Pour vous, si vous le voulez.

M. DE NORMONT.

J’ai bien l’honneur de vous remercier.

À Arthur.

Tranquillise-toi donc, et sois ici comme chez toi.

ARTHUR.

C’est là tout ce que je voudrais.

À demi-voix.

Ah ! si je pouvais lui parler seul.

M. DE VERPY, examinant le visage de tout le monde, à part.

Diable, diable...

Haut.

La blessure de monsieur me rappelle qu’en 1805 j’étais comme lui lieutenant-colonel...

ARTHUR.

Et vous fûtes blesse à l’armée en défendant la patrie !

M. DE VERPY, le regardant avec intention.
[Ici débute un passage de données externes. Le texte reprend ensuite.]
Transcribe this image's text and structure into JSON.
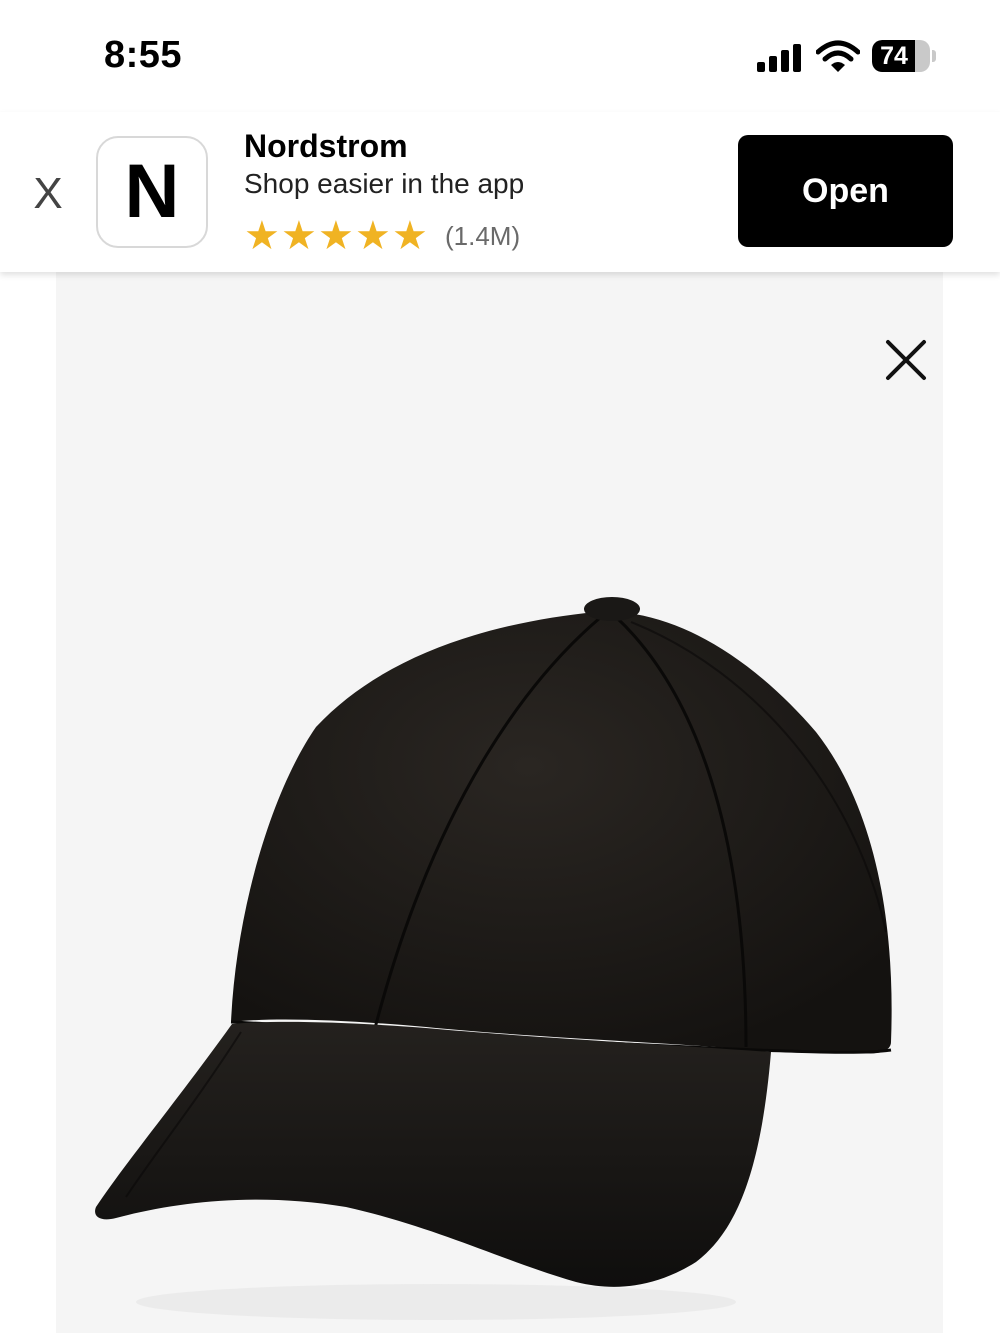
{
  "status_bar": {
    "time": "8:55",
    "battery_level": "74",
    "battery_fraction": 0.74,
    "icons": [
      "cellular-signal-icon",
      "wifi-icon",
      "battery-icon"
    ]
  },
  "app_banner": {
    "close_label": "X",
    "app_icon_letter": "N",
    "app_name": "Nordstrom",
    "tagline": "Shop easier in the app",
    "rating_stars": 5,
    "rating_count": "(1.4M)",
    "open_label": "Open",
    "colors": {
      "star": "#f0b323",
      "button": "#000000"
    }
  },
  "product_view": {
    "background": "#f5f5f5",
    "close_icon": "close-icon",
    "image": "black-baseball-cap"
  }
}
Non pas ; mais un jour je lis semblant de l’être pour avoir accès dans une maison dont l’entrée m’était interdite.

ARTHUR.

Ah !

LADY NELMOOR, à part.

Il a des soupçons.

EMMA, à part.

Le cher oncle devine.

M. DE NORMONT, à de Verpy, en souriant.

Quelque amourette !... Ah! vous avez été un peu...

M. DE VERPY.

Beaucoup.

M. DE NORMONT, d’un ton plus sérieux.

Vous nous conterez cela entre hommes, ces dames ne permettent pas...

M. DE VERPY.

Vous croyez que ces dames ne permettent pas...

À part.

Ma nièce a rougi, Arthur est inquiet !... je ne me suis pas trompé.

M. DE NORMONT.

C’est que de votre temps les jeunes gens étaient très audacieux sous l’Empire ?... et les femmes étaient coquettes !...

M. DE VERPY.

Oh ! c’est si différent maintenant !

M. DE NORMONT.

Ce n’est plus cela du tout.

M. DE VERPY.

Oh ! mon Dieu, non.

M. DE NORMONT.

Voyez plutôt lady Nelmoor : quelle simplicité, quelle absence de toute coquetterie ! aussi j’ai rendu hommage à tant de raison. Toujours douces, égales et bonnes, voilà les femmes que nous aimons maintenant ; ce n’est pas, comme à votre époque, une folie passagère ; c’est une estime et une amitié de toute la vie.

EMMA, à part.

Ce pauvre Normont !

Haut.

Ces messieurs avaient parlé de déjeuner ?

M. DE VERPY.

Oui ; mais je désire auparavant avoir quelques instants d’entretien avec ma nièce.

LADY NELMOOR, étonnée.

Avec moi ?

M. DE VERPY.

Oui, je vous en prie.

Il a sonné, un domestique entre.

Aidez M. de la Villette à passer dans la salle à manger, où j’irai le retrouver bientôt.

ARTHUR.

À vos ordres, Monsieur.

Il se lève, soutenu par un domestique. À part.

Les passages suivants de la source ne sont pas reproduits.